Machine learning model predicts C. difficile infection risk

C.Diff1

Every year nearly 30,000 Americans die from an aggressive, gut-infecting bacteria called Clostridium difficile (C. difficile), which is resistant to many common antibiotics and can flourish when antibiotic treatment kills off beneficial bacteria that normally keep it at bay. Investigators from MIT's Computer Science and Artificial Intelligence Laboratory (CSAIL), Massachusetts General Hospital (MGH), and the University of Michigan (U-M), now have developed investigational “machine learning” models, specifically tailored to individual institutions, that can predict a patient’s risk of developing C. difficile much earlier than it would be diagnosed with current methods. Preliminary data from their study, which is being published today in Infection Control and Hospital Epidemiology, were presented last October at the ID Week 2017 conference.

“Despite substantial efforts to prevent C. difficile infection and to institute early treatment upon diagnosis, rates of infection continue to increase,” says Erica Shenoy, MD, PhD, of the MGH Division of Infectious Diseases, co-senior author of the study and assistant professor of Medicine at Harvard Medical School. “We need better tools to identify the highest risk patients so that we can target both prevention and treatment interventions to reduce further transmission and improve patient outcomes.”
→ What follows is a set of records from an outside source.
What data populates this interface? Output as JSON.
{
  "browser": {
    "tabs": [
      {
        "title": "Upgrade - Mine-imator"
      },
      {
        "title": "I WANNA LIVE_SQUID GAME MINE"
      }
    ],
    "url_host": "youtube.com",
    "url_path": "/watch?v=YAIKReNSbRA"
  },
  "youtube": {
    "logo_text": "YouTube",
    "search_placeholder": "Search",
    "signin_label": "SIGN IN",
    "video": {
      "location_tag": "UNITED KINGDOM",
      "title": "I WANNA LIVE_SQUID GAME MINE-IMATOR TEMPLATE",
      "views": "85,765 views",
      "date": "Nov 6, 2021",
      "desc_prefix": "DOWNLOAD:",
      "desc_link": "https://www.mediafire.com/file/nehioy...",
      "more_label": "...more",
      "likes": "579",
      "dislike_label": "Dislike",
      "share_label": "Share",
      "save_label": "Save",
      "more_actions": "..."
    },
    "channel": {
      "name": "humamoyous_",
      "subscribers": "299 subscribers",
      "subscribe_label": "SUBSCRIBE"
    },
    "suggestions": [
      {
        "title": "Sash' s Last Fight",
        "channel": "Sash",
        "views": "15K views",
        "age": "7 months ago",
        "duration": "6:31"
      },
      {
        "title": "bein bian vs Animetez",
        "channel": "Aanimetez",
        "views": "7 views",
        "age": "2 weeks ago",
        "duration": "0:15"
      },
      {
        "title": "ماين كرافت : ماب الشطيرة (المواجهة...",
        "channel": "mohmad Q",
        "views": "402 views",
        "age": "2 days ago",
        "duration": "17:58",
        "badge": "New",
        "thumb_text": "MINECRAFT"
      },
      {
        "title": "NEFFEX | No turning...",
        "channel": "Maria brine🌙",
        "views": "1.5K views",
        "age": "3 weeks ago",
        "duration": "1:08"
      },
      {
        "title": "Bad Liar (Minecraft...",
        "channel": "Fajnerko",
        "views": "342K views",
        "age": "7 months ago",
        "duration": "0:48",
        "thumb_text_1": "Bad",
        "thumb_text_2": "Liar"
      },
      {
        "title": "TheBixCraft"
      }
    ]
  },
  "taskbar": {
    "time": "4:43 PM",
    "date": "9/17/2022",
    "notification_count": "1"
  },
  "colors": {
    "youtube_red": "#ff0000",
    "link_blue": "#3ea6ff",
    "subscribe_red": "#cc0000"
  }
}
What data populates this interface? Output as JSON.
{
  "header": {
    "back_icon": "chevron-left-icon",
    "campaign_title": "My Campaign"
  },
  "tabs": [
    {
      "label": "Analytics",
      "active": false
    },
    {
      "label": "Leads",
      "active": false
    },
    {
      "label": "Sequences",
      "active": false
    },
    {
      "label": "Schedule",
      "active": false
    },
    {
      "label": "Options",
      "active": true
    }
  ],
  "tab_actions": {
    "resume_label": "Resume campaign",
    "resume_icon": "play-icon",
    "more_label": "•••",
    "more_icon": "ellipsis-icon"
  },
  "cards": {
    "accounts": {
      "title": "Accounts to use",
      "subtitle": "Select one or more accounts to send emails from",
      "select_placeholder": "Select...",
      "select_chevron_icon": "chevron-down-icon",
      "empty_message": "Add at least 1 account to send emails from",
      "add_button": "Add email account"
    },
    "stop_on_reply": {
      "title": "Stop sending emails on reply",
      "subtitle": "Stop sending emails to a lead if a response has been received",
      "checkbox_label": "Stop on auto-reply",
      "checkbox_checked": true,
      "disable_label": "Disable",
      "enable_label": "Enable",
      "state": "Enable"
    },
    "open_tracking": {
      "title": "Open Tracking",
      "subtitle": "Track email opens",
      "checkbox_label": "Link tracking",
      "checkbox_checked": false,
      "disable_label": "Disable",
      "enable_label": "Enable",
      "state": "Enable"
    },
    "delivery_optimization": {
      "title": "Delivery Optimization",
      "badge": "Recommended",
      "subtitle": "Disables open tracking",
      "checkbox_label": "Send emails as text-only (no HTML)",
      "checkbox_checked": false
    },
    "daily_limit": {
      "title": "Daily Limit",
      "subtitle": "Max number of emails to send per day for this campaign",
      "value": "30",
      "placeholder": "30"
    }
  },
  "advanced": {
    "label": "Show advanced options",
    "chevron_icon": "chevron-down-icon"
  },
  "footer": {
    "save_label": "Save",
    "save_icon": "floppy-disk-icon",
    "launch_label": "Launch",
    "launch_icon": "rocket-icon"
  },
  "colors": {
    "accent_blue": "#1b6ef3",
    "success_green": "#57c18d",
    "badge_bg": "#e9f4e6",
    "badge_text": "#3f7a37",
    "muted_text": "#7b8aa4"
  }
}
The authors note that most previous models of C. difficile infection risk were designed as “one size fits all” approaches and included only a few risk factors, which limited their usefulness. Co-lead authors Maggie Makar, MS, of CSAIL, and Jeeheh Oh, a U-M graduate student in Computer Science and Engineering, and their colleagues took a “big data” approach that analyzed the whole electronic health record (EHR) to predict a patient’s C. difficile risk throughout the course of hospitalization. Their method allows the development of institution-specific models that could accommodate different patient populations, different EHR systems and factors specific to each institution.

“When data are simply pooled into a one-size-fits-all model, institutional differences in patient populations, hospital layouts, testing and treatment protocols, or even in the way staff interact with the EHR can lead to differences in the underlying data distributions and ultimately to poor performance of such a model,” says Jenna Wiens, PhD, assistant professor of Computer Science and Engineering at U-M and co-senior author of the study. “To mitigate these issues, we take a hospital-specific approach, training a model tailored to each institution.”

Using their machine-learning-based model, the investigators analyzed de-identified data – including individual patient demographics and medical history, details of their admission and daily hospitalization, and the likelihood of exposure to C. difficile – from the EHRs of almost 257,000 patients admitted to either MGH or to Michigan Medicine – U-M’s academic medical center – over periods of two years and six years, respectively. The model generated daily risk scores for each individual patient that, when a set threshold is exceeded, classify patients as at high risk.

Overall, the models were highly successful at predicting which patients would ultimately be diagnosed with C. difficile. In half of those who were infected, accurate predictions could have been made at least five days before diagnostic samples were collected, which would allow highest-risk patients to be the focus of targeted antimicrobial interventions. If validated in prospective studies, the risk prediction score could guide early screening for C. difficile. For patients diagnosed earlier in the course of disease, initiation of treatment could limit the severity of the illness, and patients with confirmed C. difficile could be isolated and contact precautions instituted to prevent transmission to other patients.

The research team has made the algorithm code freely available here for others to review and adapt for their individual institutions. Shenoy notes that facilities that explore applying similar algorithms to their own institutions will need to assemble the appropriate local subject-matter experts and validate the performance of the models in their institutions.

Study co-author Vincent Young, MD, PhD, the William Henry Fitzbutler Professor in the Department of Internal Medicine at U-M, adds, “This represents a potentially significant advance in our ability to identify and ultimately act to prevent infection with C. difficile. The ability to identify patients at greatest risk could allow us to focus expensive and potentially limited prevention methods on those who would gain the greatest potential benefit. I think that this project is a great example of a ‘team science’ approach to addressing complex biomedical questions to improve healthcare, which I expect to see more of as we enter the era of precision health.”

Additional co-authors of the Infection Control and Hospital Epidemiology paper are Erin E. Ryan, MPH, CCRP, Lauren West, MPH, and David Hooper, MD, MGH Division of Infectious Diseases; Krishna Rao, MD, MS, Laraine Washer, MD, and Vincent Young, MD, PhD, University of Michigan Medical School; John Guttag, PhD, MIT Department of Electrical Engineering and Computer Science; and Christopher Fusco and Robert McCaffrey, Partners HealthCare Information Systems. The study was supported by the MGH-MIT Grand Challenge, National Science Foundation award IIS-1553146, National Institute of Allergy and Infectious Diseases grants U01 AI124255 and K01 AI110524, and a Morton N. Swartz Transformative Scholar Award.